E. 3.3 Nach Durchsicht aller Aussagen, Beweismittel und Rechtschriften ist für das Gericht nicht erkennbar, dass die Argumentation des BFM in der angefochtenen Verfügung falsch sein soll. Es kann im Gegenteil auf deren korrekte Begründung verwiesen werden mit folgenden Ergänzungen:

E. 3.3.1 Die zentralen Vorbringen des Beschwerdeführers (Erlebnisse mit der Guerilla, Militärpersonen und dem JITEM, auf seine Strafanzeige hin eingeleitetes Gerichtsverfahren gegen seinen seinerzeitigen Vorgesetzen, Ausreise mit dem eigenen Pass, Zeitangaben etc.) sind durchwegs vage und ohne die erforderliche Substanz ausgefallen. Die Beschreibungen der Einreise, des elfmonatigen Aufenthalts in Syrien und der Weiterreise sind mit eklatanten Mängeln an Substanz und Realitätskennzeichen behaftet. Weiter hat der Beschwerdeführer in all den Jahren seines Asylverfahrens keine Details und keine glaubhaften inhaltlichen Hinweise bezüglich des angeblichen Strafverfahrens in der Türkei bekannt gegeben.

E. 3.3.2 Die Beschaffung einer Geburtsurkunde und eines Familienscheins (A17) im Rahmen eines Ehevorbereitungsverfahrens in G._______ - beide Beweismittel wurden am 7. September 2010, also zehn Monate nachdem der Beschwerdeführer angeblich die Türkei verlassen hat und kurz vor seiner Einreise in die Schweiz ausgestellt - lassen vermuten, dass er längst in deren Besitz war, sie aber dem BFM vorenthalten wollte, und die Dokumente durch ihn selbst oder gegebenenfalls seine Familie problemlos erhältlich gemacht werden konnten. Dem Familienschein ist zu entnehmen, dass er seit (...) 2009 an (...) wohnhaft gewesen ist, was mit der am (...) 2009 in H._______ erfolgten Verlängerung der Gültigkeitsdauer seines Reisepasses (vgl. Pass S. 6) und der Ausstellung seiner Identitätskarte im (...) 2009 in H._______ (vgl. Beschwerde, S. 4) letztlich korrespondiert. Dass jemand, der seinen Pass verlängern lässt und eine Woche später diesen bei der Ausreise über den bewachten Flughafen in Istanbul benutzt, von den türkischen Sicherheitsorganen verfolgt sein soll, ist allerdings wenig glaubhaft.

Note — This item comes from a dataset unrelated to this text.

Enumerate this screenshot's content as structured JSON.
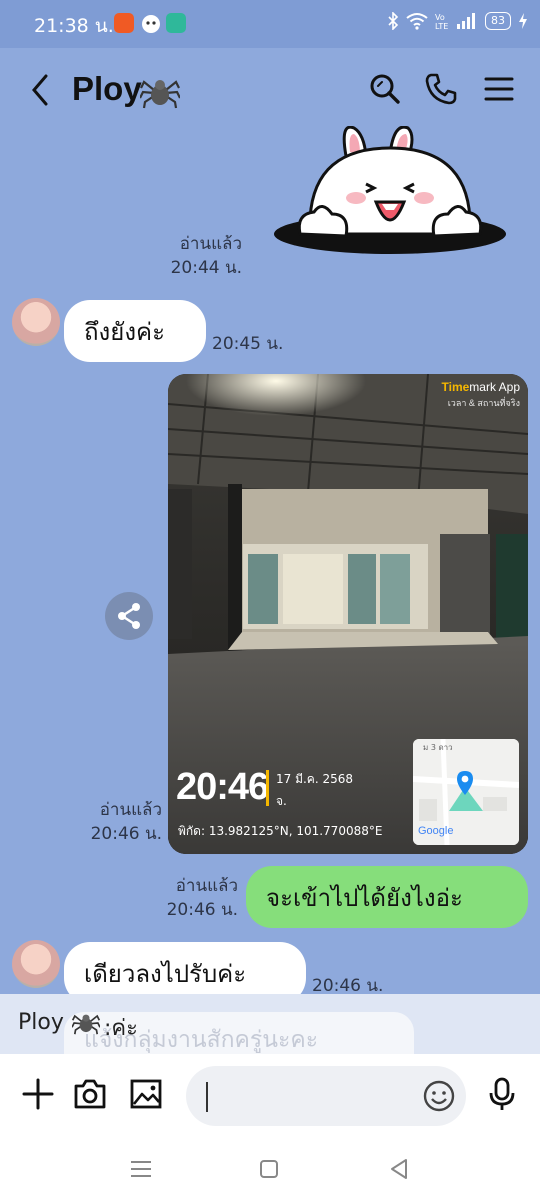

E. 3.3.3 Selbst unter Berücksichtigung der Botschaftsantwort vom 26. Mai 2010 (Verfahren des E._______, [...]) besteht kein Grund zur Annahme, der Beschwerdeführer habe im Heimatland unmenschliche Behandlungen erfahren. An dieser Erkenntnis ändert die Behauptung betreffend ärztlich zu behandelnder Kopfschmerzen wegen angeblich im Heimatland erlittener Tritte (A10 S. 8) nichts. Auch seine Aussagen gegenüber dem behandelnden Arzt (vgl. ärztliche Notiz vom 12. November 2010), wonach er Misshandlungen durch die türkische Armee erfahren habe, weshalb er gleichentags notmässig dem Psychotherapeuten zuzuweisen sei, machen die Angelegenheit nicht glaubhafter. Selbst die Bestätigung vom 3. Dezember 2010, dass der Beschwerdeführer seit diesem Tag in sozialpsychiatrischer Behandlung sei, sagt nichts aus über die Art, die Schwere und die Ursache der allenfalls bestehenden psychischen Erkrankung und die Art und Dauer ihrer Behandlung. Schliesslich hat der im Beschwerdeverfahren von einem Juristen vertretene Beschwerdeführer kein einziges ausführliches und aussagekräftiges medizinisches beziehungsweise psychiatrisches Attest über seinen Gesundheitszustand und seine allfällige Behandlungsbedürftigkeit eingereicht, weshalb ohne weiteres davon auszugehen ist, dass in gesundheitlicher Hinsicht nichts Gravierenderes vorliegt. Mithin können auch keine Rückschlüsse von gesundheitlichen Beeinträchtigungen auf früher erlittene Misshandlungen gezogen werden.

E. 3.3.4 Zusammenfassend konnte der Beschwerdeführer keine im Zeitpunkt der Ausreise aus der Türkei bestehende oder drohende, asylrechtlich relevante Gefährdung nachweisen oder glaubhaft machen.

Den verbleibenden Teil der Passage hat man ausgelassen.